Root Cause Analysis
One-click root cause analysis (RCA) for anomalies
Last updated
One-click root cause analysis (RCA) for anomalies
Last updated
To do root cause analysis on an anomaly card, click the Analyze
button in the RCA section below the anomaly card.
CueObserve picks the latest anomalous data point as the parent anomaly. It then starts looking for child anomalies across all other dimensions in the dataset.
Say you an anomaly card (below) where Orders measure for state = TX had an anomaly on 2021-08-15. The actual number of orders was 1770, which was 45% higher than the expected value. When I click the Analyze
button, CueObserve starts analyzing the dataset.

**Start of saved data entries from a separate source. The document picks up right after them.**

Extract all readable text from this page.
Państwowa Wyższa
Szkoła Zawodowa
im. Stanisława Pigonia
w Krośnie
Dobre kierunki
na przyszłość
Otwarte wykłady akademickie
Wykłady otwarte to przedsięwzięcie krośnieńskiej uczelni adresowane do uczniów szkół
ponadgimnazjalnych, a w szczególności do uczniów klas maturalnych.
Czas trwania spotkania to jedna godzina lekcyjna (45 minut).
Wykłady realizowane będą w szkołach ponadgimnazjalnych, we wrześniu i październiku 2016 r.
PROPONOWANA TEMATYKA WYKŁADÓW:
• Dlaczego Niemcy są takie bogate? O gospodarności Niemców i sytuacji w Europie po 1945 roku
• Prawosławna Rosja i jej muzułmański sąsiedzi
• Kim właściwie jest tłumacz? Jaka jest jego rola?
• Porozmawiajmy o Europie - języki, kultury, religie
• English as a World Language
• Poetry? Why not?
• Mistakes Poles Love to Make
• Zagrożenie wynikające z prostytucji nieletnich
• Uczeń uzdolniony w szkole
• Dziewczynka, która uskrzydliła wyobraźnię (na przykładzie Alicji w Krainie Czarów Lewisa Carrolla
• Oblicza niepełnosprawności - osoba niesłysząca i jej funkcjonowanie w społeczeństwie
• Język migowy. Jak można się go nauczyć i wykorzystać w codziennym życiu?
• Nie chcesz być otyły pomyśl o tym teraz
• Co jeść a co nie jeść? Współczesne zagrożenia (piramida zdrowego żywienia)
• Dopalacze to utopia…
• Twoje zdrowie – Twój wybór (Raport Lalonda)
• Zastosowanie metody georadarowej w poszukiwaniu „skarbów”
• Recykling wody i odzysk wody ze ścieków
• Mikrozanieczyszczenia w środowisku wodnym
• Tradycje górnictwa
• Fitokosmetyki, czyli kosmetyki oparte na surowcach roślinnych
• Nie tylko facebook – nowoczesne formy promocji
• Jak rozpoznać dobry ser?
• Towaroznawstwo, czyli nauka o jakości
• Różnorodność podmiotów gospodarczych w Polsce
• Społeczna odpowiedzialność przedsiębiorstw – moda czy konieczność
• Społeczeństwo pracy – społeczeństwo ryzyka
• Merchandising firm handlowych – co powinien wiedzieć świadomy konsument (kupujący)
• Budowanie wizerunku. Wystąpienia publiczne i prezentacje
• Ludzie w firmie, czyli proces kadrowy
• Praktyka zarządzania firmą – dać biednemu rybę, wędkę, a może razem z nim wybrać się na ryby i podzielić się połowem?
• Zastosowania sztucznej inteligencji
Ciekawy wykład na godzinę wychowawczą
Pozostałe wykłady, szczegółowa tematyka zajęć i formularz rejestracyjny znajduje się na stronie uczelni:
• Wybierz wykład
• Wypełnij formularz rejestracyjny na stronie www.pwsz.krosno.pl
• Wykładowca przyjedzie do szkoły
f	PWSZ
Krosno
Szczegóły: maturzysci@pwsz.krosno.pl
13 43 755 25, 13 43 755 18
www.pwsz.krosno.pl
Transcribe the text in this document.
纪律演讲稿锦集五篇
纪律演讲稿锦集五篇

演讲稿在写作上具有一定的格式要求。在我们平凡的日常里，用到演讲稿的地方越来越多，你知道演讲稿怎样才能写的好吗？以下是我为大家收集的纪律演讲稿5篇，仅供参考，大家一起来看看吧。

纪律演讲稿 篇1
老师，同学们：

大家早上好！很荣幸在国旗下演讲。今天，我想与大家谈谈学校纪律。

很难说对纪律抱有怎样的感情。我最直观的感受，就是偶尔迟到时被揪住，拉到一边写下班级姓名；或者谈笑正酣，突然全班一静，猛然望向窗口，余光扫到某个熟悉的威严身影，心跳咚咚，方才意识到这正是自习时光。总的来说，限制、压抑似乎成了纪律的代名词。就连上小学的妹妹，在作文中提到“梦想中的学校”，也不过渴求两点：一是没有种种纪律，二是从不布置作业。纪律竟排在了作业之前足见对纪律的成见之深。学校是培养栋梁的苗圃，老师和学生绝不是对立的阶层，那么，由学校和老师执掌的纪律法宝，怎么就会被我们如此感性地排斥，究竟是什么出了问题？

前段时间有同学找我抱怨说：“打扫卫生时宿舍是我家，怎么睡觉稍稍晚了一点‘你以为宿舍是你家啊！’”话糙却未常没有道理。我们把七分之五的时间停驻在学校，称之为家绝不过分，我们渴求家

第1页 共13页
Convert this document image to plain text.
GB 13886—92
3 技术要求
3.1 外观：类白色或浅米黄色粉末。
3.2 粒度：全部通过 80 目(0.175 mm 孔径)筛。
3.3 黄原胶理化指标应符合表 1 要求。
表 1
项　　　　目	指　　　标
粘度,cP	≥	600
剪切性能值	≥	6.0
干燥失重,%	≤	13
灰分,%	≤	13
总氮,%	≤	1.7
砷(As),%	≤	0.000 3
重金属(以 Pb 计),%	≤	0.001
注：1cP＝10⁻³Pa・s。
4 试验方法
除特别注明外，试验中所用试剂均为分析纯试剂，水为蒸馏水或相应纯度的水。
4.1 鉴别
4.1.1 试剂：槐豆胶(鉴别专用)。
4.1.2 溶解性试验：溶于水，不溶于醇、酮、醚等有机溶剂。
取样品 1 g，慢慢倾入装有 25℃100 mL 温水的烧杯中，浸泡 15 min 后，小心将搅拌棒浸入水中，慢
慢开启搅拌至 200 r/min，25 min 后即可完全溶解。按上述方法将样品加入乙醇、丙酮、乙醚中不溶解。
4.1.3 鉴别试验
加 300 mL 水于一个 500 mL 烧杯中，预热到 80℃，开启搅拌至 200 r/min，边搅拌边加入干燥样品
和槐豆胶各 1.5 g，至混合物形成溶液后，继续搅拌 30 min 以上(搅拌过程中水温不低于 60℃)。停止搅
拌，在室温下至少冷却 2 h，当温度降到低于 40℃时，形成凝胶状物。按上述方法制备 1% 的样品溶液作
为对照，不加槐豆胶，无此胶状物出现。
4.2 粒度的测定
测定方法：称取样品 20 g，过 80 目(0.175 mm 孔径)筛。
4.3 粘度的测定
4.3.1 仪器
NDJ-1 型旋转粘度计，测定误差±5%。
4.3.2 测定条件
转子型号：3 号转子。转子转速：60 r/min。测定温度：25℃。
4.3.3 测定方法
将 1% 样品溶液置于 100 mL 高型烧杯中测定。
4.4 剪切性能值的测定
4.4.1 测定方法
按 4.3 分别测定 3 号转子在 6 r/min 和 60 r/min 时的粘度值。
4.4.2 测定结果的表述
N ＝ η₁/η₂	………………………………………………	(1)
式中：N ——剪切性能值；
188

It takes {measure = Orders, state = TX, period = 2021-08-15} as the parent anomaly. It starts slicing the data across other dimensions in the dataset. It is looking for child anomalies for the same period.
The orders dataset has 2 additional dimensions - Brand and Color. It splits the data across each of these dimensions. If a child anomaly is detected, it populates the results as a table.
In the RCA results table, each child anomaly appears as a row.
In the example above, the anomalous segment of Brand = None is equivalent to the dataset filter of (state = TX and Brand = None).
The contribution percentages displayed are with respect to the parent anomaly. Remember the parent anomaly had Orders as 1770.
Under the hood, CueObserve does the following:
It takes the latest anomalous data point from the card. The anomalous data point is defined by its (X, Y) values:
X value: time period
Y value: measure for a dimension value. e.g. Orders where state = TX
It applies the dimension value filter on the original dataset.
It then runs anomaly detection jobs on every other dimension in this filtered dataset. It splits the filtered dataset by each dimension. It inherits the split limit from the original anomaly definition. If the original anomaly definition doesn't have a split, it limits the split to dimension values that have a minimum contribution of 1% to the filtered measure value.